My favorite speed profiler is line_profiler which gives line-by-line timing stats. A typical output might look like this

Line #      Hits         Time  Per Hit   % Time  Line Contents
==============================================================
 1375       5903689.8    4293.6          57.8%   self.control_buffer.get_interpolated_joint_ctrl(t=self.time, robot=self.robot)

To find bottlenecks, I usually just look at % Time.

Data Format 💽

I've done extensive sweeps of all data formats to find the best trade-off between disk space and compression/decompression speed. I've tried pickle and zarrs, and various backends and compressors, and opted for LMDB backed zarr files with the blosclz compressor. If you change what kind of data is stored in each trajectory, you'll want to rerun the evaluations to find the best configuration for your data

python scripts/eval_compressors.py

📘 Info

LMDB databases are sparse files in Unix.
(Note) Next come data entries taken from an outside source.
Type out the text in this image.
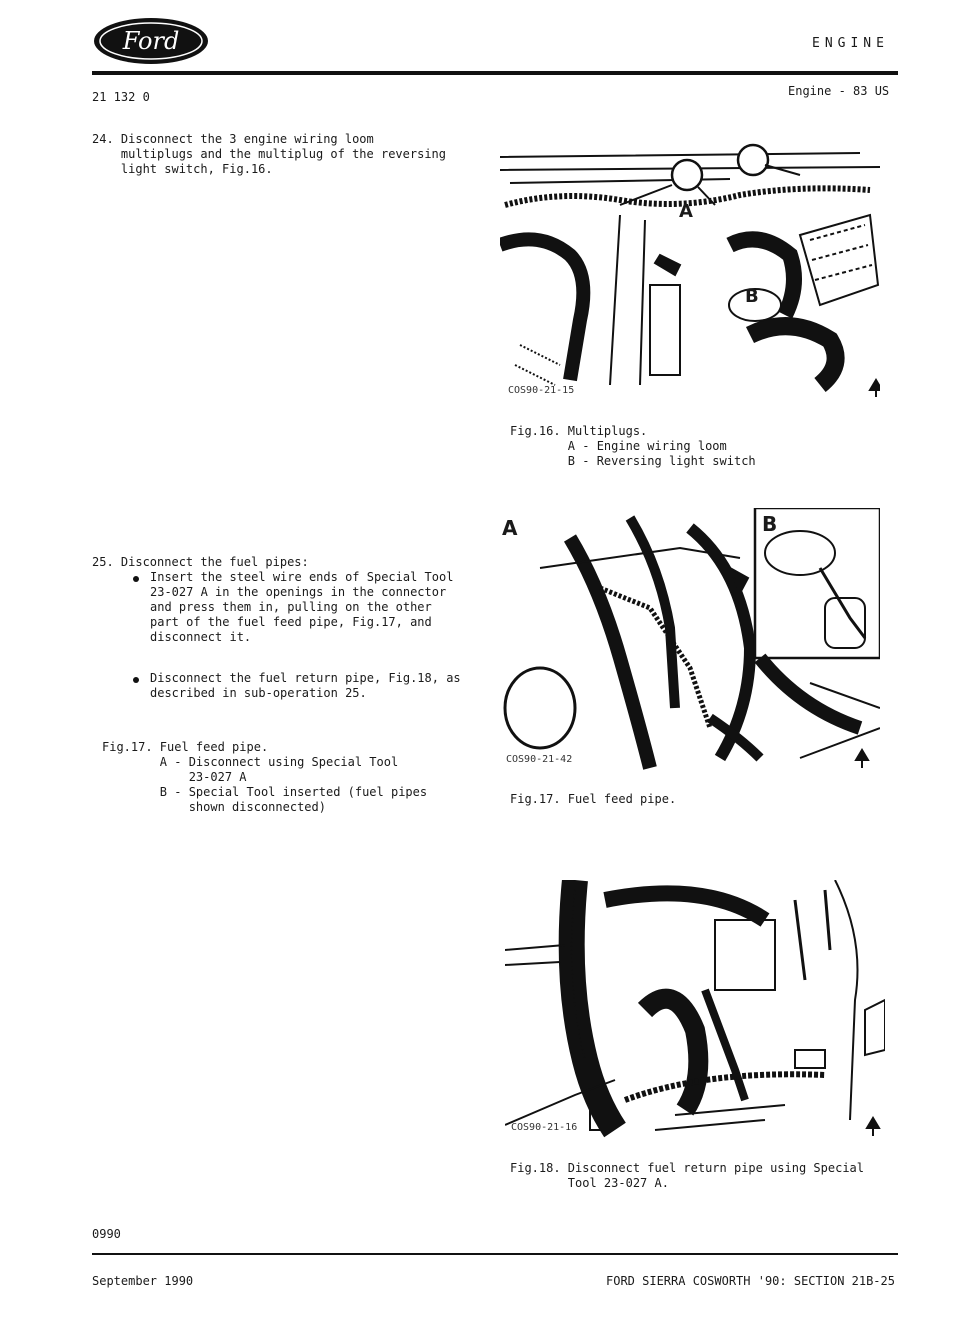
Ford	ENGINE
21 132 0	Engine - 83 US
24. Disconnect the 3 engine wiring loom
multiplugs and the multiplug of the reversing
light switch, Fig.16.
25. Disconnect the fuel pipes:
Insert the steel wire ends of Special Tool
23-027 A in the openings in the connector
and press them in, pulling on the other
part of the fuel feed pipe, Fig.17, and
disconnect it.
Disconnect the fuel return pipe, Fig.18, as
described in sub-operation 25.
Fig.17. Fuel feed pipe.
A - Disconnect using Special Tool
23-027 A
B - Special Tool inserted (fuel pipes
shown disconnected)
A
B
COS90-21-15
Fig.16. Multiplugs.
A - Engine wiring loom
B - Reversing light switch
A	B
COS90-21-42
Fig.17. Fuel feed pipe.
COS90-21-16
Fig.18. Disconnect fuel return pipe using Special
Tool 23-027 A.
0990
September 1990	FORD SIERRA COSWORTH '90: SECTION 21B-25
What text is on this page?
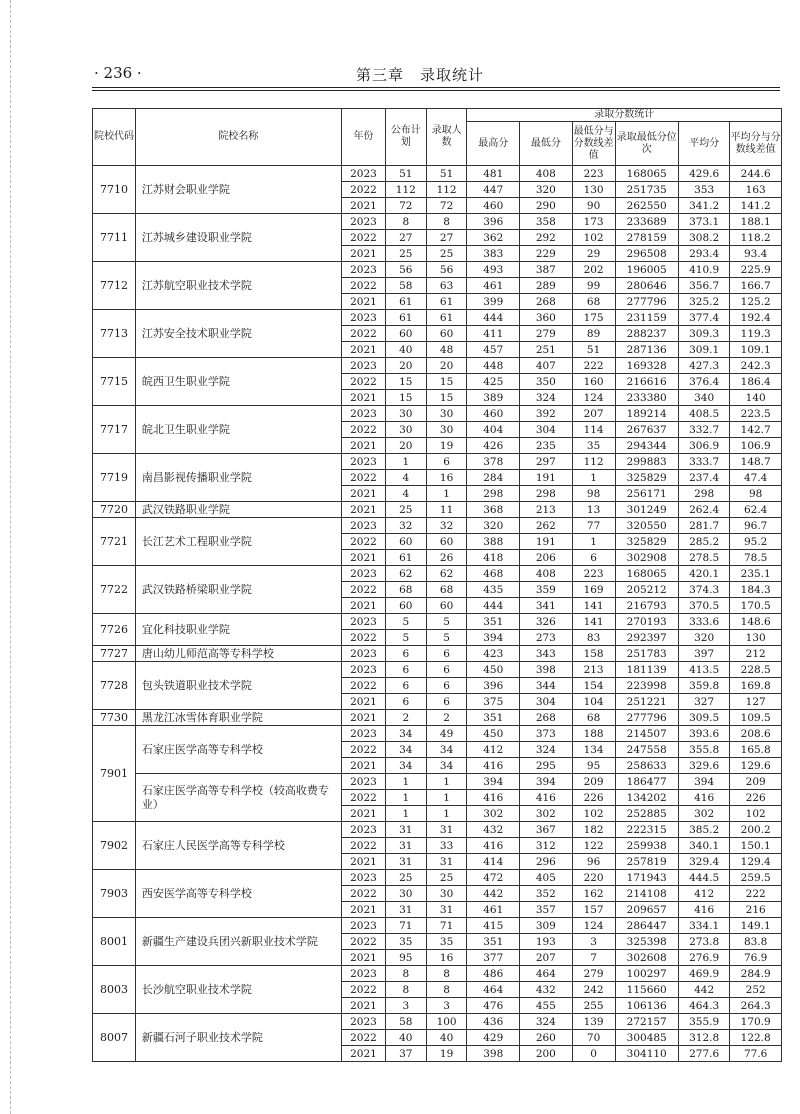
· 236 ·	第三章　录取统计
院校代码	院校名称	年份	公布计划	录取人数	录取分数统计					
					最高分	最低分	最低分与分数线差值	录取最低分位次	平均分	平均分与分数线差值
7710	江苏财会职业学院	2023	51	51	481	408	223	168065	429.6	244.6
		2022	112	112	447	320	130	251735	353	163
		2021	72	72	460	290	90	262550	341.2	141.2
7711	江苏城乡建设职业学院	2023	8	8	396	358	173	233689	373.1	188.1
		2022	27	27	362	292	102	278159	308.2	118.2
		2021	25	25	383	229	29	296508	293.4	93.4
7712	江苏航空职业技术学院	2023	56	56	493	387	202	196005	410.9	225.9
		2022	58	63	461	289	99	280646	356.7	166.7
		2021	61	61	399	268	68	277796	325.2	125.2
7713	江苏安全技术职业学院	2023	61	61	444	360	175	231159	377.4	192.4
		2022	60	60	411	279	89	288237	309.3	119.3
		2021	40	48	457	251	51	287136	309.1	109.1
7715	皖西卫生职业学院	2023	20	20	448	407	222	169328	427.3	242.3
		2022	15	15	425	350	160	216616	376.4	186.4
		2021	15	15	389	324	124	233380	340	140
7717	皖北卫生职业学院	2023	30	30	460	392	207	189214	408.5	223.5
		2022	30	30	404	304	114	267637	332.7	142.7
		2021	20	19	426	235	35	294344	306.9	106.9
7719	南昌影视传播职业学院	2023	1	6	378	297	112	299883	333.7	148.7
		2022	4	16	284	191	1	325829	237.4	47.4
		2021	4	1	298	298	98	256171	298	98
7720	武汉铁路职业学院	2021	25	11	368	213	13	301249	262.4	62.4
7721	长江艺术工程职业学院	2023	32	32	320	262	77	320550	281.7	96.7
		2022	60	60	388	191	1	325829	285.2	95.2
		2021	61	26	418	206	6	302908	278.5	78.5
7722	武汉铁路桥梁职业学院	2023	62	62	468	408	223	168065	420.1	235.1
		2022	68	68	435	359	169	205212	374.3	184.3
		2021	60	60	444	341	141	216793	370.5	170.5
7726	宜化科技职业学院	2023	5	5	351	326	141	270193	333.6	148.6
		2022	5	5	394	273	83	292397	320	130
7727	唐山幼儿师范高等专科学校	2023	6	6	423	343	158	251783	397	212
7728	包头铁道职业技术学院	2023	6	6	450	398	213	181139	413.5	228.5
		2022	6	6	396	344	154	223998	359.8	169.8
		2021	6	6	375	304	104	251221	327	127
7730	黑龙江冰雪体育职业学院	2021	2	2	351	268	68	277796	309.5	109.5
7901	石家庄医学高等专科学校	2023	34	49	450	373	188	214507	393.6	208.6
		2022	34	34	412	324	134	247558	355.8	165.8
		2021	34	34	416	295	95	258633	329.6	129.6
	石家庄医学高等专科学校（较高收费专业）	2023	1	1	394	394	209	186477	394	209
		2022	1	1	416	416	226	134202	416	226
		2021	1	1	302	302	102	252885	302	102
7902	石家庄人民医学高等专科学校	2023	31	31	432	367	182	222315	385.2	200.2
		2022	31	33	416	312	122	259938	340.1	150.1
		2021	31	31	414	296	96	257819	329.4	129.4
7903	西安医学高等专科学校	2023	25	25	472	405	220	171943	444.5	259.5
		2022	30	30	442	352	162	214108	412	222
		2021	31	31	461	357	157	209657	416	216
8001	新疆生产建设兵团兴新职业技术学院	2023	71	71	415	309	124	286447	334.1	149.1
		2022	35	35	351	193	3	325398	273.8	83.8
		2021	95	16	377	207	7	302608	276.9	76.9
8003	长沙航空职业技术学院	2023	8	8	486	464	279	100297	469.9	284.9
		2022	8	8	464	432	242	115660	442	252
		2021	3	3	476	455	255	106136	464.3	264.3
8007	新疆石河子职业技术学院	2023	58	100	436	324	139	272157	355.9	170.9
		2022	40	40	429	260	70	300485	312.8	122.8
		2021	37	19	398	200	0	304110	277.6	77.6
This is fine at the OS level, because it can handle memory-mapping. However, tools like rsync and scp are not aware of lmdb's sparseness. This means if you try to rsync a mdb file from one computer to another, it will try to send the entire 1TB of null bytes. I recommend compacting them with mdb_copy. You might find this one-liner useful!

find files -name "*.mdb" | xargs -n1 -P16 -I% mdb_copy -c -n % compact_%

RAM Usage 💾

When collecting a long control trajectory, with lots of images for both the policy's observation and for visualization, the memory costs of each frame adds up. I use in-memory Blosc compression of depth and RGB frames to cut down on these costs (see definition for VisionSensorOutput).

Known Issues 💀

Memory Leak 💾

Unfortunately, I have not fully addressed all memory leaks in data generation. My latest efforts are in tests/test_memory_leaks.py, which runs various functions on repeat and check memory usage. To fully fix it, you can start there.

Training Tips ✅

Mixed-Precision

In my experience, naively using 16-bit training caused instability when training diffusion policies. There are many tricks to stabilize this, but I have not dug further.